5. Ollivier, then twenty-three, had just been called to the Parisian bar.
6. Less radical in his political opinions than his father, he suppressed a socialist uprising at Marseille, commending himself to General Cavaignac, who made him prefect of the department.
7. He was shortly afterwards removed to the comparatively unimportant prefecture of Chaumont-la-Ville (Haute-Marne), a demotion perhaps brought about by his father’s enemies.
8. He resigned from the civil service to take up a practice at the bar, where his abilities assured his success.
9. He re-entered political life in 1857 as deputy for the 3rd circumscription of the Seine département.
10. His candidacy had been supported by the Siècle, and he joined the constitutional opposition.
11. With Alfred Darimon, Jules Favre, JL Hénon and Ernest Picard he formed a group known as Les Cinq (the Five), which wrung from Napoleon III some concessions in the direction of constitutional government.
12. Although still a republican, Ollivier was a moderate who was prepared to accept the Empire in return for civil liberties even if it was a step-by-step process.
13. The imperial decree of 24 November, permitting the insertion of parliamentary reports in the Moniteur, and an address from the Corps Législatif in reply to the speech from the throne, were welcomed by him as an initial piece of reform.
14. This marked a considerable change of attitude, for only a year previously he attacked the imperial government, in the course of a defence of Étienne Vacherot, brought to trial for the publication of La Démocratie. This resulted in his suspension from the bar for three months.
15. He gradually separated from his old associates, who grouped themselves around Jules Favre, and during the session of 1866–1867, Ollivier formed a third party, which supported the principle of a Liberal Empire.
16. On the last day of December 1866, Count AFJ Walewski, continuing negotiations begun by the duc de Morny, offered to make Ollivier the Minister of Education, representing the general policy of the government in the Chamber.
17. The imperial decree of 19 January 1867, together with the promise inserted in the Moniteur of a relaxation of the stringency of the press laws and of concessions in respect of the right of public meeting, failed to satisfy Ollivier’s demands, and he refused the office.
18. On the eve of the general election of 1869, he published a manifesto, Le 19 janvier, on his policy.
19. The sénatus-consulte of 8 September 1869 gave the two chambers ordinary parliamentary rights, and was followed by the dismissal of Eugène Rouher and the formation in the last week of that year of a ministry of which Ollivier was really premier, although that office was not nominally recognized by the constitution.

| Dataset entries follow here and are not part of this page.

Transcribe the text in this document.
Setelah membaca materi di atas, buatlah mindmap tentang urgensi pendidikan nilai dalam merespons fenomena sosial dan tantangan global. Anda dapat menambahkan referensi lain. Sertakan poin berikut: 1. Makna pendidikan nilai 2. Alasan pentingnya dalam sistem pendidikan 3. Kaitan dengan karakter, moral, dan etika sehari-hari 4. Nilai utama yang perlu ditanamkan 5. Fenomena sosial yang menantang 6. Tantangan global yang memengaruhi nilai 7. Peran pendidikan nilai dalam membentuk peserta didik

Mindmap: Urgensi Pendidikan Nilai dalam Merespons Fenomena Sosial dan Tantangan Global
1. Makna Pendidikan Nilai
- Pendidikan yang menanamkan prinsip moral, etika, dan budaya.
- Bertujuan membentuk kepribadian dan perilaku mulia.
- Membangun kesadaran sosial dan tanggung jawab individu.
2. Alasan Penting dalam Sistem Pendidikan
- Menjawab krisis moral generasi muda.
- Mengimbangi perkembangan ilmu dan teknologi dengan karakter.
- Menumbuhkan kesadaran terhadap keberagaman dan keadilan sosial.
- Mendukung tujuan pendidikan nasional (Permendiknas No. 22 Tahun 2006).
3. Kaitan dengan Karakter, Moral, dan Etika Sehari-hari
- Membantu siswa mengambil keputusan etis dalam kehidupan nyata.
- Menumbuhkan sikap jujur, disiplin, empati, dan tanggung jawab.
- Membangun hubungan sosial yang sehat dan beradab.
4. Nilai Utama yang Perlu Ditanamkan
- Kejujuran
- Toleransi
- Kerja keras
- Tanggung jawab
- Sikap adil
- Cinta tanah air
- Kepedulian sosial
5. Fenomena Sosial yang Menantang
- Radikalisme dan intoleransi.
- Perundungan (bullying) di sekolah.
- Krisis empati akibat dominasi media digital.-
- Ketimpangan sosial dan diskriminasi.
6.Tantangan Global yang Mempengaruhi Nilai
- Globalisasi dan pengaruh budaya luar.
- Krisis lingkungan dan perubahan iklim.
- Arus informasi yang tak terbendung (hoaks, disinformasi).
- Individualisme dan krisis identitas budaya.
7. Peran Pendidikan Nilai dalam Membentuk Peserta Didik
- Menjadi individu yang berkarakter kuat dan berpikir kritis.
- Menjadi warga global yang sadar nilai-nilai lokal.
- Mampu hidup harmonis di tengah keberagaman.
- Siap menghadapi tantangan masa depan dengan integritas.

20. The revival of the candidature of Prince Leopold of Hohenzollern-Sigmaringen for the Spanish throne early in 1870 disconcerted Ollivier’s plans.
21. The French government, following Gramont’s advice, instructed their ambassador to Prussia, Benedetti, to demand from the Prussian king a formal disavowal of the Hohenzollern candidature.

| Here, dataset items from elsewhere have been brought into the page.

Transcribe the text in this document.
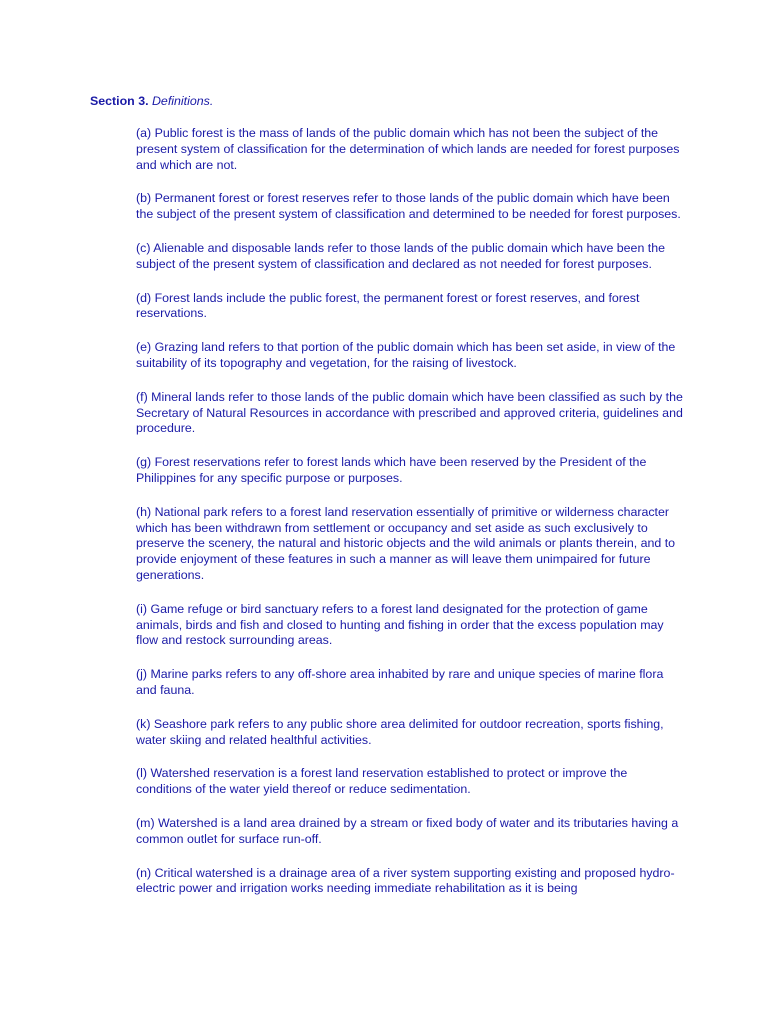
Section 3. Definitions.
(a) Public forest is the mass of lands of the public domain which has not been the subject of the present system of classification for the determination of which lands are needed for forest purposes and which are not.
(b) Permanent forest or forest reserves refer to those lands of the public domain which have been the subject of the present system of classification and determined to be needed for forest purposes.
(c) Alienable and disposable lands refer to those lands of the public domain which have been the subject of the present system of classification and declared as not needed for forest purposes.
(d) Forest lands include the public forest, the permanent forest or forest reserves, and forest reservations.
(e) Grazing land refers to that portion of the public domain which has been set aside, in view of the suitability of its topography and vegetation, for the raising of livestock.
(f) Mineral lands refer to those lands of the public domain which have been classified as such by the Secretary of Natural Resources in accordance with prescribed and approved criteria, guidelines and procedure.
(g) Forest reservations refer to forest lands which have been reserved by the President of the Philippines for any specific purpose or purposes.
(h) National park refers to a forest land reservation essentially of primitive or wilderness character which has been withdrawn from settlement or occupancy and set aside as such exclusively to preserve the scenery, the natural and historic objects and the wild animals or plants therein, and to provide enjoyment of these features in such a manner as will leave them unimpaired for future generations.
(i) Game refuge or bird sanctuary refers to a forest land designated for the protection of game animals, birds and fish and closed to hunting and fishing in order that the excess population may flow and restock surrounding areas.
(j) Marine parks refers to any off-shore area inhabited by rare and unique species of marine flora and fauna.
(k) Seashore park refers to any public shore area delimited for outdoor recreation, sports fishing, water skiing and related healthful activities.
(l) Watershed reservation is a forest land reservation established to protect or improve the conditions of the water yield thereof or reduce sedimentation.
(m) Watershed is a land area drained by a stream or fixed body of water and its tributaries having a common outlet for surface run-off.
(n) Critical watershed is a drainage area of a river system supporting existing and proposed hydro-electric power and irrigation works needing immediate rehabilitation as it is being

22. Ollivier allowed himself to be won over by the war party.
23. It is unlikely that he could have prevented the eventual outbreak of war, maybe he might have postponed it if he had heard Benedetti’s account of the incident. He was outmaneuvered by Otto von Bismarck, and on 15 July he made a hasty declaration in the Chamber that the Prussian government had issued to the powers a note announcing the rebuff received by Benedetti, the Ems Dispatch.
24. He obtained a war vote of 500,000,000 francs, and said that he accepted the responsibility of the war “with a light heart,” saying that the war had been forced on France.
25. He had many connections with the literary and artistic world, being one of the early Parisian champions of Richard Wagner.
26. His first wife, Blandine Liszt, was the daughter of Franz Liszt and Marie d’Agoult.
27. Liszt died in 1862, and in September 1869 Ollivier married Marie-Thérèse Gravier, then 19 years old. They had three children.